By Paul S. George
Bracketed by the entrance to the Rickenbacker Causeway on the south, the Miami River on the north, I-95 on the west and Biscayne on the east, the Brickell Avenue neighborhood is one of America’s most dynamic quarters. Its transformation in 150 years from a tropical wilderness studded with tall oak trees and impassable underbrush to the electrifying neighborhood of today is the stuff of fiction, except that this is what has happened.
In 1871, the Brickell family, headed by William and Mary, journeyed from Ohio to a desolate Eden located on the Miami River and Biscayne Bay and instituted its slow transformation, first opening a trading post, whose clients included Seminoles, while methodically acquiring thousands of acres of land through purchases and a federal homestead law.

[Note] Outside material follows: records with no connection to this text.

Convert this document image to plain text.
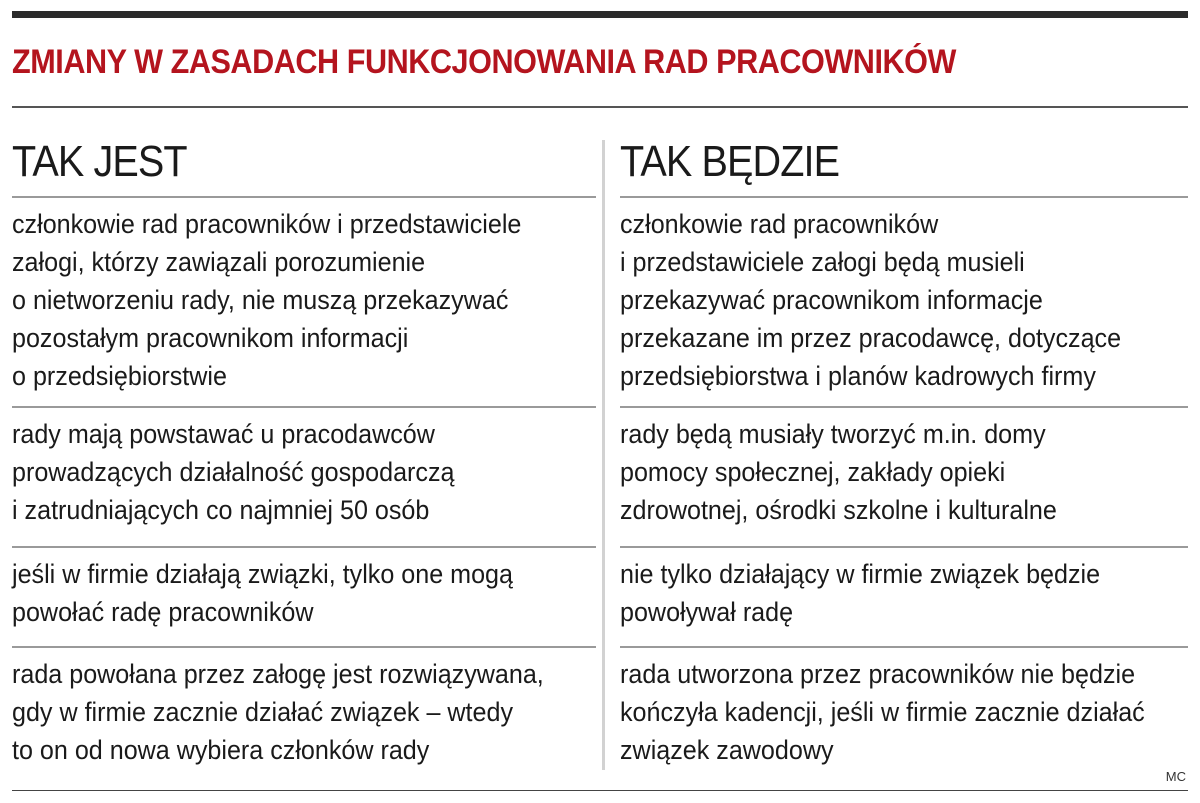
ZMIANY W ZASADACH FUNKCJONOWANIA RAD PRACOWNIKÓW
TAK JEST
członkowie rad pracowników i przedstawiciele
załogi, którzy zawiązali porozumienie
o nietworzeniu rady, nie muszą przekazywać
pozostałym pracownikom informacji
o przedsiębiorstwie
rady mają powstawać u pracodawców
prowadzących działalność gospodarczą
i zatrudniających co najmniej 50 osób
jeśli w firmie działają związki, tylko one mogą
powołać radę pracowników
rada powołana przez załogę jest rozwiązywana,
gdy w firmie zacznie działać związek – wtedy
to on od nowa wybiera członków rady
TAK BĘDZIE
członkowie rad pracowników
i przedstawiciele załogi będą musieli
przekazywać pracownikom informacje
przekazane im przez pracodawcę, dotyczące
przedsiębiorstwa i planów kadrowych firmy
rady będą musiały tworzyć m.in. domy
pomocy społecznej, zakłady opieki
zdrowotnej, ośrodki szkolne i kulturalne
nie tylko działający w firmie związek będzie
powoływał radę
rada utworzona przez pracowników nie będzie
kończyła kadencji, jeśli w firmie zacznie działać
związek zawodowy
MC
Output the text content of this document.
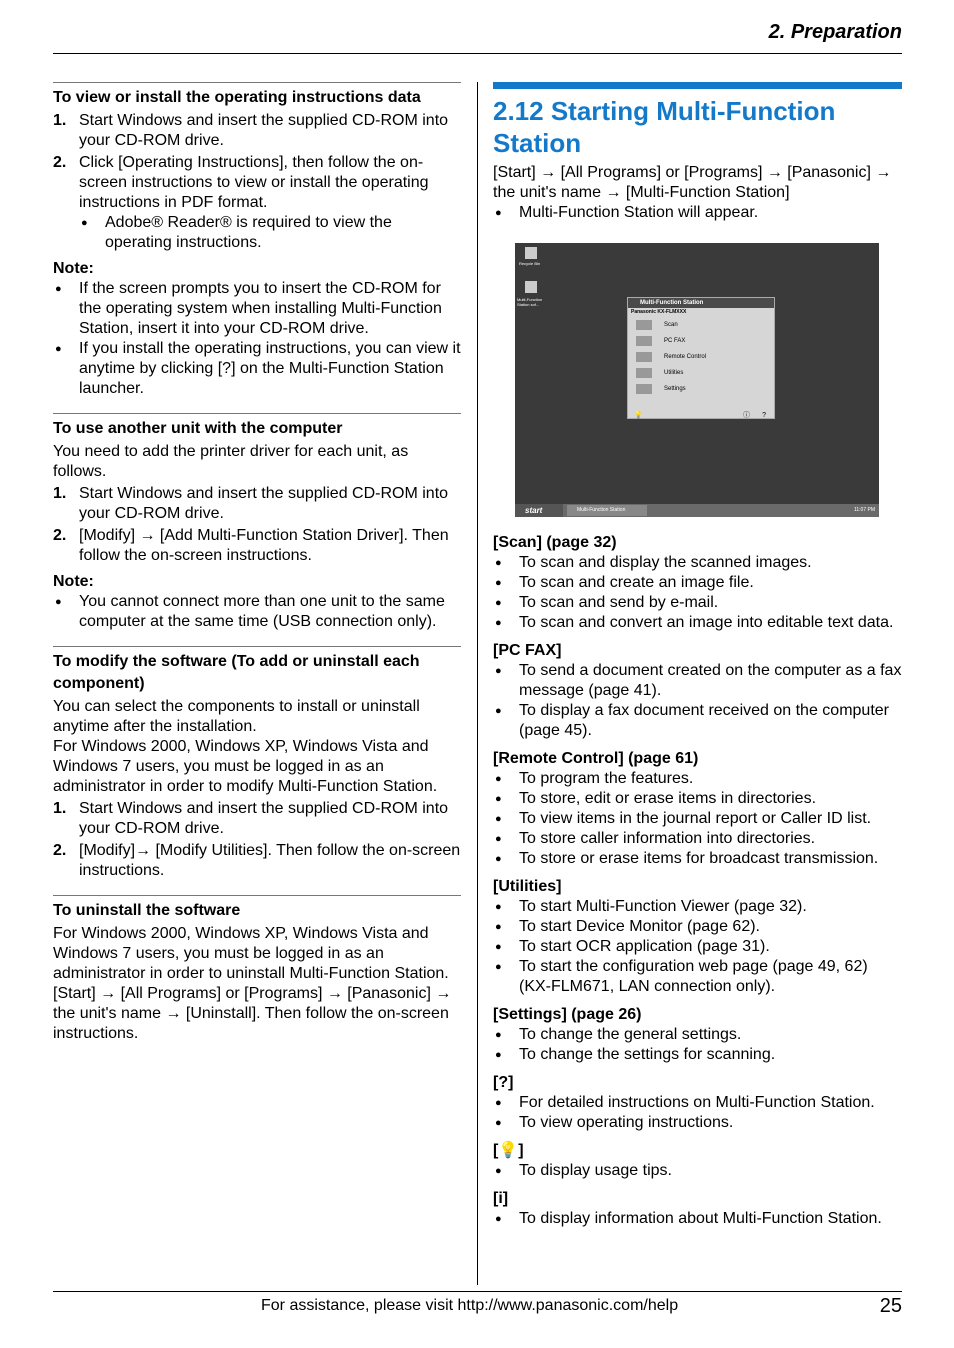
2. Preparation

To view or install the operating instructions data

1. Start Windows and insert the supplied CD-ROM into your CD-ROM drive.
2. Click [Operating Instructions], then follow the on-screen instructions to view or install the operating instructions in PDF format.
● Adobe® Reader® is required to view the operating instructions.

Note:

● If the screen prompts you to insert the CD-ROM for the operating system when installing Multi-Function Station, insert it into your CD-ROM drive.
● If you install the operating instructions, you can view it anytime by clicking [?] on the Multi-Function Station launcher.

To use another unit with the computer

You need to add the printer driver for each unit, as follows.

1. Start Windows and insert the supplied CD-ROM into your CD-ROM drive.
2. [Modify] → [Add Multi-Function Station Driver]. Then follow the on-screen instructions.

Note:

● You cannot connect more than one unit to the same computer at the same time (USB connection only).

To modify the software (To add or uninstall each component)

You can select the components to install or uninstall anytime after the installation.

For Windows 2000, Windows XP, Windows Vista and Windows 7 users, you must be logged in as an administrator in order to modify Multi-Function Station.

1. Start Windows and insert the supplied CD-ROM into your CD-ROM drive.
2. [Modify]→ [Modify Utilities]. Then follow the on-screen instructions.

To uninstall the software

For Windows 2000, Windows XP, Windows Vista and Windows 7 users, you must be logged in as an administrator in order to uninstall Multi-Function Station.

[Start] → [All Programs] or [Programs] → [Panasonic] → the unit's name → [Uninstall]. Then follow the on-screen instructions.

2.12 Starting Multi-Function Station

[Start] → [All Programs] or [Programs] → [Panasonic] → the unit's name → [Multi-Function Station]

● Multi-Function Station will appear.
Recycle Bin
Multi-Function Station sof...	Multi-Function Station
Panasonic KX-FLMXXX
Scan
PC FAX
Remote Control
Utilities
Settings
💡	ⓘ ?
start	Multi-Function Station	11:07 PM

[Scan] (page 32)

● To scan and display the scanned images.
● To scan and create an image file.
● To scan and send by e-mail.
● To scan and convert an image into editable text data.

[PC FAX]

● To send a document created on the computer as a fax message (page 41).
● To display a fax document received on the computer (page 45).

[Remote Control] (page 61)

● To program the features.
● To store, edit or erase items in directories.
● To view items in the journal report or Caller ID list.
● To store caller information into directories.
● To store or erase items for broadcast transmission.

[Utilities]

● To start Multi-Function Viewer (page 32).
● To start Device Monitor (page 62).
● To start OCR application (page 31).
● To start the configuration web page (page 49, 62) (KX-FLM671, LAN connection only).

[Settings] (page 26)

● To change the general settings.
● To change the settings for scanning.

[?]

● For detailed instructions on Multi-Function Station.
● To view operating instructions.

[💡]

● To display usage tips.

[i]

● To display information about Multi-Function Station.
For assistance, please visit http://www.panasonic.com/help	25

The family’s real estate holdings, amassed over a period of twenty-five years, remained undeveloped until Henry M. Flagler’s Florida East Coast Railway steamed into Miami in 1896. Thereafter, the Brickells began to sell, lease, develop, and rent portions of their properties along today’s Brickell Avenue and in other parts of the neighborhood as a new city arose along both banks of the Miami River. What emerged was a tranquil residential neighborhood that became, in the boomtime ‘20s, along Brickell Avenue, an affluent address with a Millionaire Row of grand homes in its southern sector. West of its namesake avenue a small downtown and residential neighborhood along and west of S. Miami Avenue had emerged
The era following World War II brought additional changes as a small number of retail and institutional buildings appeared on Brickell Avenue. By the late 1970s, Millionaire Row began to give way to tall condominiums with avant-garde designs. Other parts of Brickell Avenue were on their way to becoming a financial center hosting offices of international banks.
By the beginning of the present century, nearly all of the neighborhood’s original housing stock had disappeared. Two recent building booms have transformed Brickell into the “Manhattan of South Florida.” With its forest of high-rises, high-end stores, enticing restaurants and bars, and rich pedestrian life, the Brickell Avenue neighborhood, stretching west to I-95, has become a residential and entertainment paradise second to none in the region.